The behavior is undefined as per clause [5/4] of the standard.


Best

Kai-Uwe Bux

 

[=?iso-8859-1?q?Erik_Wikstr=F6m?=]

Hello,

I am wondering of the validity of those lines, not meaning i'm using
them, but i cant point out in the norm if they are legal, and in such a
case the expected behaviour.

int a = 2;
int b = (++a) * ((++a)+2);
printf( "%d %d", ++b, ++b );

They compiled in Commeau, but that doesn't mean it's legal
Any help or suggestion is welcome!

No, they are not legal. If in doubt just try to evaluate the expression
in your head. Remember that there are no rules that say the just
because A comes before B in an expression A will be evaluated first.

 

[Kufa]

No, they are not legal. If in doubt just try to evaluate the expression
in your head. Remember that there are no rules that say the just
because A comes before B in an expression A will be evaluated first.

Well i'd think this is legal with undefined behaviour. Can you point me
somewhere in the norm that'd say it's not legal, really can't find
anything.

Thanks,

/kUfa

 

[Rolf Magnus]

Hello,

I am wondering of the validity of those lines, not meaning i'm using
them, but i cant point out in the norm if they are legal, and in such a
case the expected behaviour.

int a = 2;

int b = (++a) * ((++a)+2);

This one has undefined behavior, because a is modified twice without a
sequence point in between.

printf( "%d %d", ++b, ++b );

Undefined too, similar to the previous one.

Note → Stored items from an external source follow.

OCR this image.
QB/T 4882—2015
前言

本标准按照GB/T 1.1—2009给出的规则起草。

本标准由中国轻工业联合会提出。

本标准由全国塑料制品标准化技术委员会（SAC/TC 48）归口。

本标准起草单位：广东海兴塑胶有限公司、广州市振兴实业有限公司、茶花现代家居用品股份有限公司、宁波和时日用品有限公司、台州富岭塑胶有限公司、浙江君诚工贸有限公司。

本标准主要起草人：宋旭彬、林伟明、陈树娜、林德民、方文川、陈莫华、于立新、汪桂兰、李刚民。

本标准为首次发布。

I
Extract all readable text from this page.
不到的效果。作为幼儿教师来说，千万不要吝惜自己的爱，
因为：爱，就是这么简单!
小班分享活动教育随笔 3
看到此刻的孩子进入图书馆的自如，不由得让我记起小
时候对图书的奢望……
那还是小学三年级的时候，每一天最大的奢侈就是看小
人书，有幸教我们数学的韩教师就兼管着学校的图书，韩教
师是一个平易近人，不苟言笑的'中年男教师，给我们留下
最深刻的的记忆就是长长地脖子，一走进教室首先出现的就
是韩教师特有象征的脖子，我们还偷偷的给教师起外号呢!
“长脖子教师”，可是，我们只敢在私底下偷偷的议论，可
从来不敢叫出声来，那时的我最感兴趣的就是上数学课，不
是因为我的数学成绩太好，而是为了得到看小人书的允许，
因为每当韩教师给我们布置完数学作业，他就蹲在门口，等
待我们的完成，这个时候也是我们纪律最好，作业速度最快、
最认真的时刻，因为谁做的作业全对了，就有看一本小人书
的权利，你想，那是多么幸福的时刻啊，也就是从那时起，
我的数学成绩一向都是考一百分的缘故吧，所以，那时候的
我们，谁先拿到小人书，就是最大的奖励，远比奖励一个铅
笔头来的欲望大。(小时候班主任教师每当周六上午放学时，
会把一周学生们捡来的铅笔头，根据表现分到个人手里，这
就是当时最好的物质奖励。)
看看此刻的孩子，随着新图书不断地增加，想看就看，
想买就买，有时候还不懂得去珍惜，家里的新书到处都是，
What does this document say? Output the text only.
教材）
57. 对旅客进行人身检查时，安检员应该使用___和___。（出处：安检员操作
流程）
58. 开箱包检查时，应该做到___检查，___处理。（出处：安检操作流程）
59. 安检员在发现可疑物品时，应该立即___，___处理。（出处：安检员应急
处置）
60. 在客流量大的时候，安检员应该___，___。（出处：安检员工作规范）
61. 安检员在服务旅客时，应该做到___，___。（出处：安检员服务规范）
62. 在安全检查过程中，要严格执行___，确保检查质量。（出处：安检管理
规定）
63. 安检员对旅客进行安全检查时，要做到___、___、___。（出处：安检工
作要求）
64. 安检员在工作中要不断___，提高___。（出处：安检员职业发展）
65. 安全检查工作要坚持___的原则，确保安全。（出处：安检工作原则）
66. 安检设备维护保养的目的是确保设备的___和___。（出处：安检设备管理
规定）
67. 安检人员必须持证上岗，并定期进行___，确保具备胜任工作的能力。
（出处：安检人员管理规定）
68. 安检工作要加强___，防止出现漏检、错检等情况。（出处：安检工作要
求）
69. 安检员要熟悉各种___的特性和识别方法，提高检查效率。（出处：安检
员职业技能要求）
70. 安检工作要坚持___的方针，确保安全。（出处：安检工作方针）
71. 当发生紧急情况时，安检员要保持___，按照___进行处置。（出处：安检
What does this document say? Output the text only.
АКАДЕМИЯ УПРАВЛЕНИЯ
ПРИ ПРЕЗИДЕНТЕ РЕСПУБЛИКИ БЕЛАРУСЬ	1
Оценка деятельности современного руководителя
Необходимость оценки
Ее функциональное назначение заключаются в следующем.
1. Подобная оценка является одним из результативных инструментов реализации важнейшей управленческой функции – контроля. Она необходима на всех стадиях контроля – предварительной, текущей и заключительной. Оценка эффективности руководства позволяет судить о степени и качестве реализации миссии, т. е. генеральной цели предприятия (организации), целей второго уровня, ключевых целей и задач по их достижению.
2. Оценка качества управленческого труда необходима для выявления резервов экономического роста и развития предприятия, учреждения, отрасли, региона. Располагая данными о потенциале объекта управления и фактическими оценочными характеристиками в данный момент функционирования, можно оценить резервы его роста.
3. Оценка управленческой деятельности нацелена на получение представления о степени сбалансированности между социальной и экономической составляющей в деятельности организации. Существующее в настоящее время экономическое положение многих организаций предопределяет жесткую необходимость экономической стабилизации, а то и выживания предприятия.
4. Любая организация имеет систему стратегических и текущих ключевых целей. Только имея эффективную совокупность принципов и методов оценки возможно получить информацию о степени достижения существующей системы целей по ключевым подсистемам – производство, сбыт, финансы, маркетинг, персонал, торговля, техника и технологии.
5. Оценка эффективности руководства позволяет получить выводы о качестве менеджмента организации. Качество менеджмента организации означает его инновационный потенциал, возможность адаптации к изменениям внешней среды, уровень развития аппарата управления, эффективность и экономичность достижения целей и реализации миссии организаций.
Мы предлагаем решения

They compiled in Commeau, but that doesn't mean it's legal

Well, it's not a syntacital error. A compiler doesn't need to complain about
it.

 

[Kufa]

So to sum up and check i did not misunderstand you, it's legal, but
undefined behaviour ?

Thanks for your answers!

/Kufa

 

[Andre Kostur]

So to sum up and check i did not misunderstand you, it's legal, but
undefined behaviour ?

That depends on what you define as "legal". In my definition, "legal" code
doesn't invoke Undefined Behaviour. If by "legal" you mean "syntactically
correct", then yes it's legal.

 

[red floyd]

So to sum up and check i did not misunderstand you, it's legal, but
undefined behaviour ?

Thanks for your answers!

/Kufa

Kai-Uwe Bux already told you where to look in the standard. 5/4.

If you are unfamiliar with that notation, it means paragraph 4 of
section 5, not section 5.4.

 

[Noah Roberts]

Well i'd think this is legal with undefined behaviour.

"Undefined behavior" means the program is not well formed, hense
illegal.

 

[Pete Becker]

"Undefined behavior" means the program is not well formed, hense
illegal.

Does that mean I'll be arrested for writing code like that?

Seriously, according to the standard, programs are well-formed or
ill-formed, and some well-formed programs have undefined behavior. It
doesn't say anything about legal or illegal. As always, using undefined
terms leads to confusion.

--

-- Pete
Roundhouse Consulting, Ltd. (www.versatilecoding.com)
Author of "The Standard C++ Library Extensions: a Tutorial and
Reference." (www.petebecker.com/tr1book)

 

[Ron Natalie]

"Undefined behavior" means the program is not well formed, hense
illegal.

Nope, "undefined behavior" does not mean the program is not well
formed. An ill-formed program requires a diagnostic. UB does
not.

 

[Ivan Novick]

So to sum up and check i did not misunderstand you, it's legal, but
undefined behaviour ?

Thanks for your answers!

/Kufa

To sum up, if you write code that changes the same variable twice on the
same line you are not guaranteed what the code will do. i.e. its code
that should not be written. Also if you add -Wall to your gcc compile
it will warn you against doing this.